『ノストローモ』における群衆

社本 雅信(記)

 吉田裕さんの発表は『ノストローモ』理解に大いに資する視点を提供してくれた。 以下、要旨を書きとめておく。

 『ノストローモ』には名を与えられた人物と、名を与えられていない人々・集団がいる。前者はいわば表舞台に立つ者たちで、ヨーロッパ人およびアメリカ人である。後者はモンテロを中心とする体制打破の蜂起に参加するので、単なる楽屋裏に収まらない存在感を有する。しかしながら、主要なエピソードの多くに関わり、物語の前面に立つのは、前者である。

 『ノストローモ』のように先見性のある作品ですら、サイードの言うヨーロッパ中心主義的な考え方を免れていない(Cf. “Through Gringo Eyes”)。

 『ノストローモ』において、群衆がどのように描かれているか、あるいは名を与えられた人物であっても(とくに主要登場人物中のノストローモ)、彼らが「群衆化」するときに、どのようにそうした有象無象とある種の連続性をもちうるかということに焦点を絞って、サイードの言うコンラッドの限界を再検討する。

 コンラッドが〈群衆〉という現象に強い関心を抱いていたことは、伝記的事実、『「ナーシサス号」の黒人』のアメリカの読者へ向けた序文、Last Essays 中の「大衆心理」に触れた一編のエッセイから明らかである。

 『ノストローモ』に描かれる群衆は、その多くが、指導的立場に立つ人に従う属性を持ち、〈群衆への嫌悪〉が〈群衆への魅惑や共感〉に先行している典型的な群集心理論にそのまま当てはまる描写が多い。

 群衆への直接的な言及と描写に限ると、『ノストローモ』には、三つのカテゴリーに分類できる群衆がいる。
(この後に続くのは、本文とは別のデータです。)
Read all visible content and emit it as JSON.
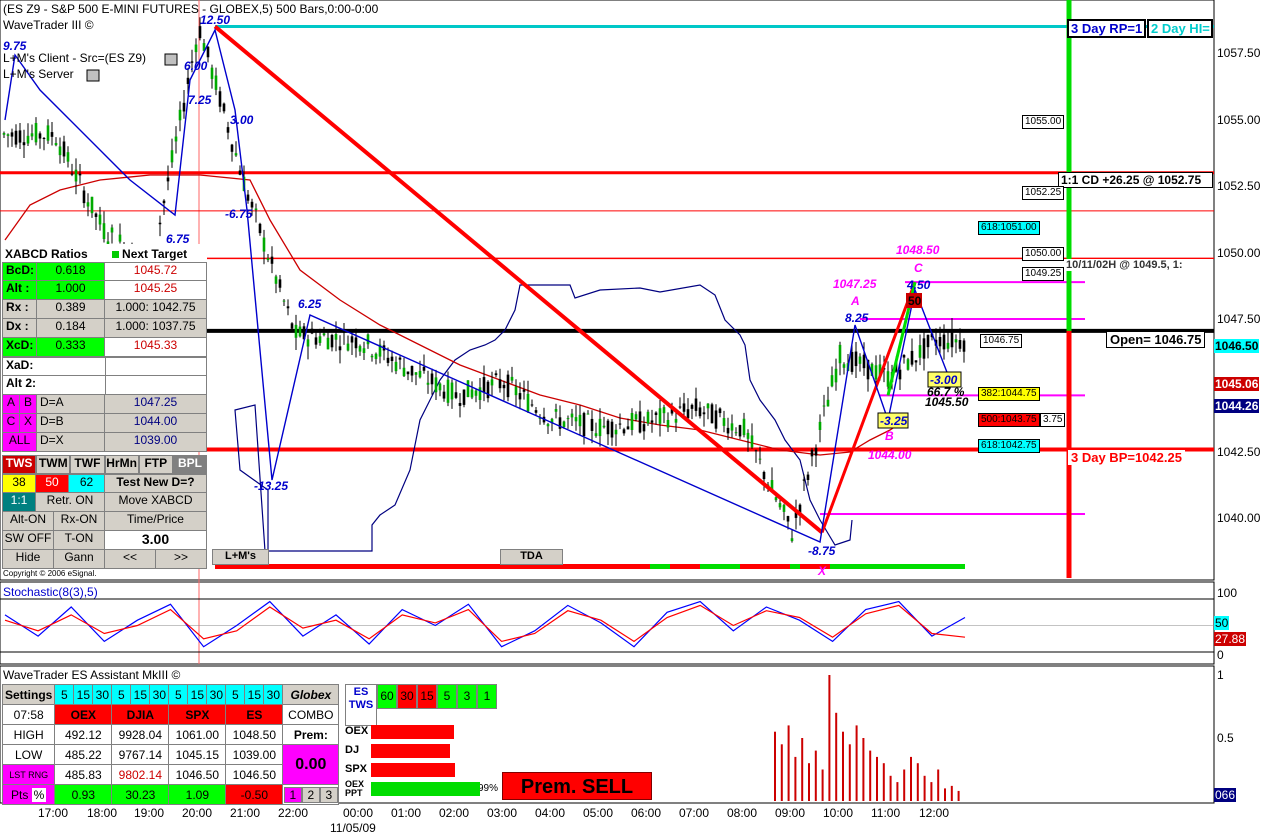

第一のカテゴリーは、〈暴徒 mob〉、〈烏合の衆rabble〉として否定的に描かれる群衆である。第二のカテゴリーは、労働の規律・生活習慣に従って行動する群衆である。第三のカテゴリーは、〈無名の語り手〉による群衆の精神性への考察である。
(まだ書き残したところが多々あります。発表者の研究上のオリジナリティーを尊重して、これ以上の紹介は避けます。興味のある方は、ぜひ〈研究会〉にご出席ください)

 吉田さんは、旺盛な学究的好奇心に駆られて、『ノストローモ』の分析に取り組んでいる新鋭の研究者です。
フロイト、レイモンド・ウィリアムズ、今村仁司、カネッティ、ズジスワフ・ナイダー、エドワード・サイードなどの考え方も紹介しつつ、論文作成中です。